A Step-by-Step Guide to Filing Your First Taxes

Written by Peter Jones

Tax time can be super overwhelming. How can you possibly figure out what you need to do and somehow manage to pull it off without melting into a pile of despair (or committing some kind of inadvertent fraud?). It’s actually fairly simple. Here, we’ll lay out the basic steps so you can file without fear you’re missing something important.

1. Get organized.

This is really half the battle. The IRS is all about documents. Once you receive your W2 from your workplace, or your 1099-MISC if you’ve worked as an independent contractor, be sure to store it somewhere safe and easily accessible. If you get other statements, like savings account interest, student loan interest, or investment income summaries, put those in the same safe place.
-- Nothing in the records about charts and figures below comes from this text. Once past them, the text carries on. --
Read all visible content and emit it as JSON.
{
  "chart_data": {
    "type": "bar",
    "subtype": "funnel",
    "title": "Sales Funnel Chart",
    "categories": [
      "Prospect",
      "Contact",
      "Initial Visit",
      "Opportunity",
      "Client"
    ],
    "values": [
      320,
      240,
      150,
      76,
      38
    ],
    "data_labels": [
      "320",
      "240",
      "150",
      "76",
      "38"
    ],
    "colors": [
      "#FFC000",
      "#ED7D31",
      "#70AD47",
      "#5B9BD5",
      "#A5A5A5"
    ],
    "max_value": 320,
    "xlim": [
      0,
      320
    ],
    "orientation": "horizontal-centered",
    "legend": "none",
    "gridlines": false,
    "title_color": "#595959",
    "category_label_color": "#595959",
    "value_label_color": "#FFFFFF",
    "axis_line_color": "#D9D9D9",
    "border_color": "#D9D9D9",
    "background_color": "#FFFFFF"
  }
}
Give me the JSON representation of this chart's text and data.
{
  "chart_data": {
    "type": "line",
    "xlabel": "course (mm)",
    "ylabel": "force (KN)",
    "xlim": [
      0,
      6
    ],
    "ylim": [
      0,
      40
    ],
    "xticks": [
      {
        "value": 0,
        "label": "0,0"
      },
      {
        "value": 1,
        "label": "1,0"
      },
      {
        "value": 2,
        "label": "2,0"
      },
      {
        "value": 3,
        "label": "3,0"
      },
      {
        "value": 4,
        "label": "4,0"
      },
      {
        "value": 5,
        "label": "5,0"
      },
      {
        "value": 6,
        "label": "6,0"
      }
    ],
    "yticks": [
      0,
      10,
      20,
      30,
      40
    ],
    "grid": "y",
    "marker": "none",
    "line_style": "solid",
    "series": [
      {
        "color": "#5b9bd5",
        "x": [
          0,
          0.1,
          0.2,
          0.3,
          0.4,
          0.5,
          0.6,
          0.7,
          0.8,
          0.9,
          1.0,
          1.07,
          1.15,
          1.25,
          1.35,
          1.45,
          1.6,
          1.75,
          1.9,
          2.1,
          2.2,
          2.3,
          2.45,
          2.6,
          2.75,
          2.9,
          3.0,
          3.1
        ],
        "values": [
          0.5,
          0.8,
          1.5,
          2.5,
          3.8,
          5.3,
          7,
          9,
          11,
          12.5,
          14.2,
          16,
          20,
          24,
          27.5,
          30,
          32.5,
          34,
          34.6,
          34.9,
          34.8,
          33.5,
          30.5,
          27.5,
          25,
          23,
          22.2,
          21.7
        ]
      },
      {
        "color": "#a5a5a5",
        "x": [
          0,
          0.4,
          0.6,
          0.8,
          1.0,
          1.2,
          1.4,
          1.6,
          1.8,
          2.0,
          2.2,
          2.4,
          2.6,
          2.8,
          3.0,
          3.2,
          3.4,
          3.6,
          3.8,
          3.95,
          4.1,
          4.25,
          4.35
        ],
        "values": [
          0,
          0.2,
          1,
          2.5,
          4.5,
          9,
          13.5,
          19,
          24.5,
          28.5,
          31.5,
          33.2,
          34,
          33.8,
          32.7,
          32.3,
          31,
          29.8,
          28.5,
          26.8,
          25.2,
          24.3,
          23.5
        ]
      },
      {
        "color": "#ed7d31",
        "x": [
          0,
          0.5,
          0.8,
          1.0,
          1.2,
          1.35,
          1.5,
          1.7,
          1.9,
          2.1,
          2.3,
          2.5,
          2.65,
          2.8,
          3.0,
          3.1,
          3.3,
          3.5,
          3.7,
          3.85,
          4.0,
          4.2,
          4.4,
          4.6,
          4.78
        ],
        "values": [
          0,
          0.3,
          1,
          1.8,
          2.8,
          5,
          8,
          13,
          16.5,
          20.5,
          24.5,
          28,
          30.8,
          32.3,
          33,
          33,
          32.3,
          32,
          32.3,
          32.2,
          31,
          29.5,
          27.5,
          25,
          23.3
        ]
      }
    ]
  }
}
You might also have a proof of health insurance or records of contributions to an IRA to add to your pile.

2. Determine if you need to file, and and how.

If you’re a U.S. citizen and you meet the IRS’s filing requirements for income, then yes, you do need to file. Then you’ll want to figure out what your “filing status” is. Will you be filing jointly with your spouse or separately? Can you count as “head of household?” Are you a dependent on someone else’s return? Can you claim dependents of your own?

3. Ask for help early.

If you’re at all confused with these early stages, get someone to help—a parent, or a mentor, or a professional. They can help you figure out based on your particulars which form you need to file or whether you are eligible to file electronically.

4. Pick a medium.

Decide whether you will carry through on your own—either on paper or electronically, alone or with the aid of a software program or professional. If you made less than $52k last year, you qualify to receive free tax help with the Volunteer Income Tax Assistance (VITA) Program. Check out TaxACT, TurboTax, eSmart Tax, etc. to get a sense of what they can do for you.

5. Deduct expenses.

You’ll have to figure out whether it’s best for you to itemize your deductions or claim the standard deductible. But either way, make sure you don’t leave any stone unturned in this department. Write off state and local sales taxes, student loan interest payments, child care credits, job search expenses, charitable contributions, and things like the Earned Income credit.

6. Get it done.

Don’t procrastinate. It’s best not to rush, so make sure you’ve left yourself plenty of time before April 15 to get this done right.

7. Check your math.

If you did it all on your own, make sure to have someone you trust to look over your tax returns before filing. It may even be possible to have a tax attorney do this for you for free.

Good luck, and we hope for many happy returns in your future!